So hat es Manfred Fuss seiner Frau erklärt. Er war fast zwei Jahre lang Besucher im Lebensraum Tageshospiz Kleingmain. Seine Frau Christine Fuss hat uns von dieser Zeit erzählt, vom ersten Schock, über die vielen Erfahrungen, bis hin zu herzlicher Dankbarkeit.
„Wenn man Hospiz hört, da bleibt einem die Luft weg“, so schildert Christine Fuss den Moment, als sie zum ersten Mal von dem Angebot Lebensraum Tageshospiz hörte. Ihr Mann war einen Monat nach Pensionsantritt mit Nierenversagen in die Klinik gebracht worden. Diagnose: Prostata Krebs mit Metastasen.
Eigentlich war der Plan für die Zeit der Pension gewesen zu reisen. Der größte Traum war eine Weltreise mit dem Schiff. Doch dann kam alles anders. Am 1. September 2022 holte Frau Fuss ihren Mann, den gebürtigen Niederösterreicher nach Salzburg, schwer krank, wie sie erzählt. Er erhielt eine Chemotherapie und fühlte sich danach todkrank. Er konnte nicht mehr liegen, nur mehr sitzen, hatte große Schmerzen. Frau Fuss realisierte, dass sie immer „unguter“ zu ihm war. „Ich war unfreundlich, aggressiv, wenn er seine Tabletten nicht genommen hat. Und dann habe ich nachgelesen, warum ich so war und habe gelernt, dass auch andere Angehörige böse werden, wenn jemand so krank ist, weil man Angst hat. Man ist überfordert.“ Für sie war das der Grund, sich Hilfe und Informationen zu holen, wandte sich an die Krebshilfe Salzburg, wo sie von Mag.a Martha Lepperdinger beraten wurde.

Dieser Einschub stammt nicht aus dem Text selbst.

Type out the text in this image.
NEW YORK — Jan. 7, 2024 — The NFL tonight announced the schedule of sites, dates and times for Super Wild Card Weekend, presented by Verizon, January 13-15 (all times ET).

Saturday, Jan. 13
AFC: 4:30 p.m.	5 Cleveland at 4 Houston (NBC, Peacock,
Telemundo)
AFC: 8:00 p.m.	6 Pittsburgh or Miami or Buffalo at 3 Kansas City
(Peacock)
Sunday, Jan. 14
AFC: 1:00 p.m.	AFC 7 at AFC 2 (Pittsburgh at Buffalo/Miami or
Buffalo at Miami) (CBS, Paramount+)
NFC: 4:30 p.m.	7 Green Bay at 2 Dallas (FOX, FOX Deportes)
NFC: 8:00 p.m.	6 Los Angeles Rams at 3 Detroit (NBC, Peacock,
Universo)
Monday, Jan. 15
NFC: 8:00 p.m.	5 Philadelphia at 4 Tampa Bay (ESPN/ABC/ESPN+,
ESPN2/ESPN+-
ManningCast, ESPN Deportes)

Hospiz – ich wollte das nicht hören. „Frau Lepperdinger hat das erste Mal das Wort Hospiz ausgesprochen. Ich wollte das zuerst ja gar nicht hören! Dann hat sie mir erklärt, dass Menschen wie mein Manfred, denen es so schlecht geht, im Tageshospiz unterstützt werden. Ihnen und den Angehörigen – also uns – dort geholfen wird. Hospiz heißt nicht sterben, sondern begleiten und helfen. Sie meinte damals, dass mein Mann trotz seiner Krankheit vielleicht noch Monate gut leben kann und ich soll das einfach machen!“
Christine Fuss hat im Tageshospiz angerufen: „Die waren vom ersten Moment an so nett, wir konnten auch gleich mal kommen. Manfred war beim ersten Besuch in einem ganz, ganz schlechten Zustand. Wir haben nichts mit ihm besprechen können, er ist einfach nur dagelegen und hat gleich eine Infusion bekommen.“
Wie eine Kuscheldecke. Im Laufe der Wochen konnte sie erleben, wie es ihrem Mann besser ging. Nein, das immer erhoffte Wunder, das ihn völlig heilen würde, kam nicht, aber eine rundum Hospiz- und Palliativbetreuung. Das Wesentliche an Hospiz und Palliative Care ist es, Patient*innen als den ganzen Menschen, die Persönlichkeit zu sehen und zu behandeln. Wie es Frau Fuss beschreibt: „Dort war er der Manfred Fuss, nicht eine Nummer oder das Prostatakarzinom, sondern der ganze Mensch. Und er selbst hat es so beschrieben: Wenn man in das Haus kommt, ist es so, als würde Dir jemand eine Decke, eine Kuscheldecke umlegen und sagen: wir machen das.“ Weder sie noch ihr Mann wussten, dass der Begriff Palliativ von dem lateinischen Wort Pallium stammt – das heißt Mantel, ummanteln.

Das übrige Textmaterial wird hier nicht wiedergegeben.